Historicamente, comprar Bitcoin durante estes períodos de financiamento negativo resulta numa taxa de sucesso entre 83 % e 96 %, com retornos ajustados ao risco superiores em períodos de detenção mais longos. Contudo, o elevado open interest em contratos e o enfraquecimento da atividade on-chain sinalizam uma clivagem estrutural significativa no mercado. A capacidade do preço para romper resistências e desencadear uma cascata de short squeeze dependerá da manutenção da procura à vista, da eficácia das quebras de resistência e da conjugação favorável de variáveis macroeconómicas e expectativas políticas.
Num ambiente de mercado fortemente alavancado em derivados, qualquer movimento direcional relevante poderá desencadear reações em cadeia de grande dimensão. Compreender o significado estrutural da taxa de financiamento, acompanhar os fluxos de ETFs e avaliar o risco de correção são agora dimensões centrais para a análise de mercado. A sequência negativa da taxa de financiamento prossegue, e o mercado aguarda um sinal direcional decisivo.
FAQ
P: Qual é a taxa histórica de sucesso ao comprar Bitcoin quando a taxa de financiamento está negativa?
Segundo a K33Research, desde 2018, comprar Bitcoin durante períodos em que a média da taxa de financiamento a 30 dias está negativa resulta numa taxa de sucesso para períodos de detenção entre 30 e 360 dias entre 83 % e 96 %, significativamente superior à taxa de 55 % a 70 % para datas de entrada aleatórias no mesmo período.
P: O que significa a atual sequência de 67 dias de financiamento negativo para o preço do Bitcoin no curto prazo?

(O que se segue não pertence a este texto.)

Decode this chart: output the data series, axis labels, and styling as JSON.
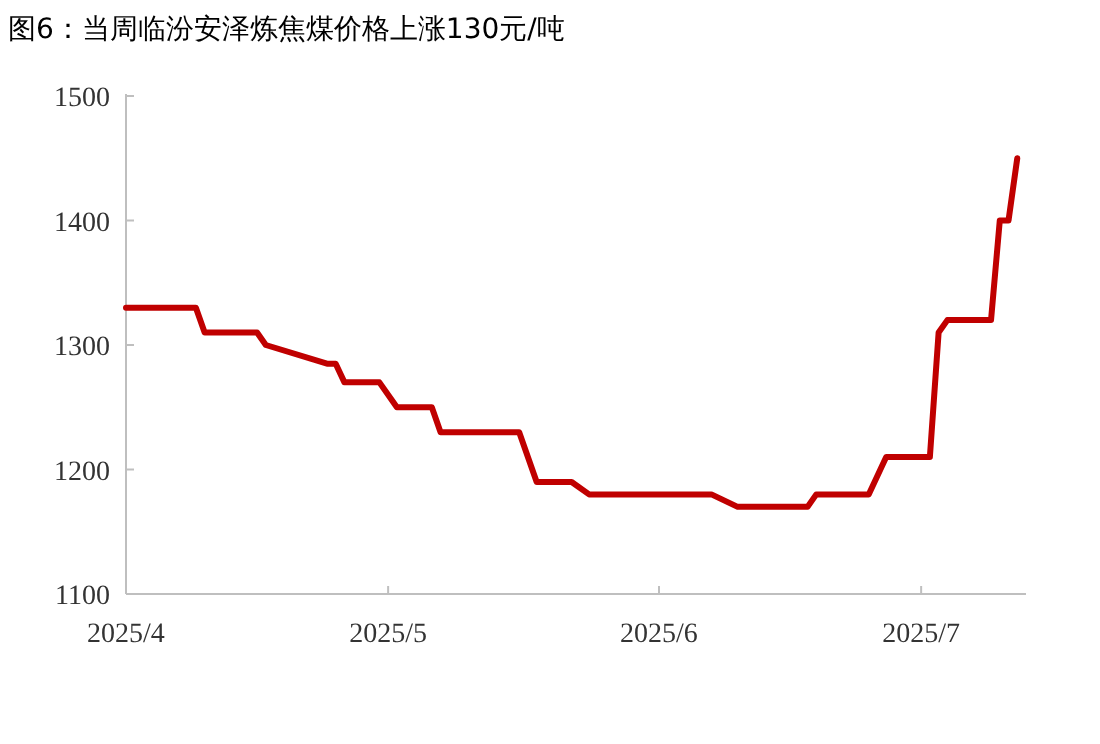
{
  "chart_data": {
    "type": "line",
    "title": "图6：当周临汾安泽炼焦煤价格上涨130元/吨",
    "x": [
      "2025-04-01",
      "2025-04-09",
      "2025-04-10",
      "2025-04-16",
      "2025-04-17",
      "2025-04-24",
      "2025-04-25",
      "2025-04-26",
      "2025-04-30",
      "2025-05-02",
      "2025-05-06",
      "2025-05-07",
      "2025-05-16",
      "2025-05-18",
      "2025-05-22",
      "2025-05-24",
      "2025-06-07",
      "2025-06-10",
      "2025-06-18",
      "2025-06-19",
      "2025-06-25",
      "2025-06-27",
      "2025-07-02",
      "2025-07-03",
      "2025-07-04",
      "2025-07-09",
      "2025-07-10",
      "2025-07-11",
      "2025-07-12"
    ],
    "series": [
      {
        "color": "#c00000",
        "values": [
          1330,
          1330,
          1310,
          1310,
          1300,
          1285,
          1285,
          1270,
          1270,
          1250,
          1250,
          1230,
          1230,
          1190,
          1190,
          1180,
          1180,
          1170,
          1170,
          1180,
          1180,
          1210,
          1210,
          1310,
          1320,
          1320,
          1400,
          1400,
          1450
        ]
      }
    ],
    "xlim": [
      "2025-04-01",
      "2025-07-13"
    ],
    "xticks": [
      {
        "value": "2025-04-01",
        "label": "2025/4"
      },
      {
        "value": "2025-05-01",
        "label": "2025/5"
      },
      {
        "value": "2025-06-01",
        "label": "2025/6"
      },
      {
        "value": "2025-07-01",
        "label": "2025/7"
      }
    ],
    "ylim": [
      1100,
      1500
    ],
    "yticks": [
      1100,
      1200,
      1300,
      1400,
      1500
    ],
    "grid": false,
    "marker": "none",
    "line_style": "solid"
  }
}
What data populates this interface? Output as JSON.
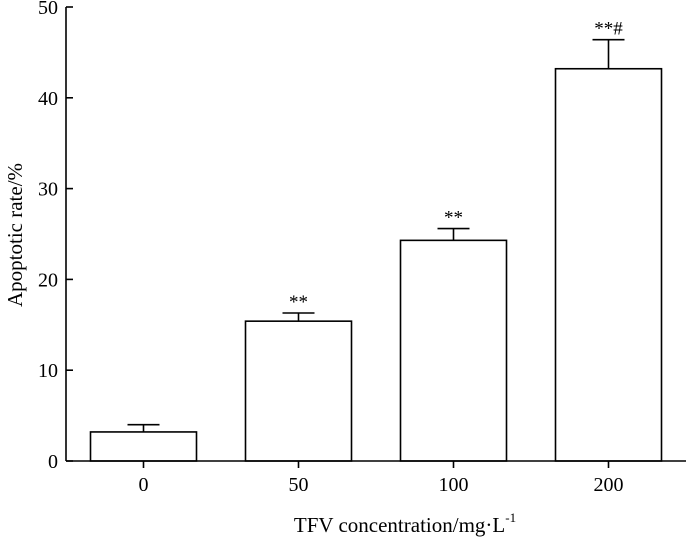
{
  "chart_data": {
    "type": "bar",
    "categories": [
      "0",
      "50",
      "100",
      "200"
    ],
    "values": [
      3.2,
      15.4,
      24.3,
      43.2
    ],
    "errors": [
      0.8,
      0.9,
      1.3,
      3.2
    ],
    "significance": [
      "",
      "**",
      "**",
      "**#"
    ],
    "xlabel": "TFV concentration/mg·L",
    "xlabel_superscript": "-1",
    "ylabel": "Apoptotic rate/%",
    "ylim": [
      0,
      50
    ],
    "yticks": [
      "0",
      "10",
      "20",
      "30",
      "40",
      "50"
    ],
    "bar_fill": "#ffffff",
    "stroke_color": "#000000",
    "grid": false,
    "legend": "none"
  }
}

Os dados históricos mostram que períodos prolongados de financiamento negativo coincidem frequentemente com mínimos do mercado de Bitcoin. A taxa de financiamento reflete um excesso de cautela no mercado, que historicamente tende a resolver-se em alta. Alguns analistas consideram que, se o preço conseguir romper decisivamente resistências como os 82 000 $, a pressão de encerramento de posições curtas poderá impulsionar o mercado, embora este desfecho dependa sempre da manutenção da procura à vista.
P: Como devemos entender o risco de "short squeeze"? Em que condições pode ocorrer?
Um short squeeze ocorre quando um grande número de posições curtas é forçado a encerrar à medida que os preços sobem, desencadeando uma reação em cadeia que acelera o movimento ascendente. As condições para um squeeze incluem: concentração de posições curtas em ambiente de financiamento negativo, fuga decisiva acima de resistências-chave, procura à vista capaz de absorver vendas forçadas e acumulação sustentada de custos de manutenção das curtas. Atualmente, os custos e a concentração de posições curtas estão presentes, mas o fator determinante será a capacidade do preço para romper níveis críticos e desencadear encerramentos contínuos.
P: Os dados da taxa de financiamento podem ser utilizados como sinal de entrada?
Os dados da taxa de financiamento constituem um indicador útil do sentimento de mercado e da estrutura de posições, mas não devem ser utilizados isoladamente para decisões de entrada. O financiamento negativo não garante subidas de preço — reflete apenas a estrutura de custos entre posições longas e curtas num dado momento, não uma previsão de preço. Qualquer decisão de investimento deve considerar múltiplos fatores (incluindo fluxos de ETFs à vista, atividade on-chain, variáveis macroeconómicas, etc.), sendo os dados da taxa de financiamento apenas uma referência dentro de um quadro analítico mais amplo.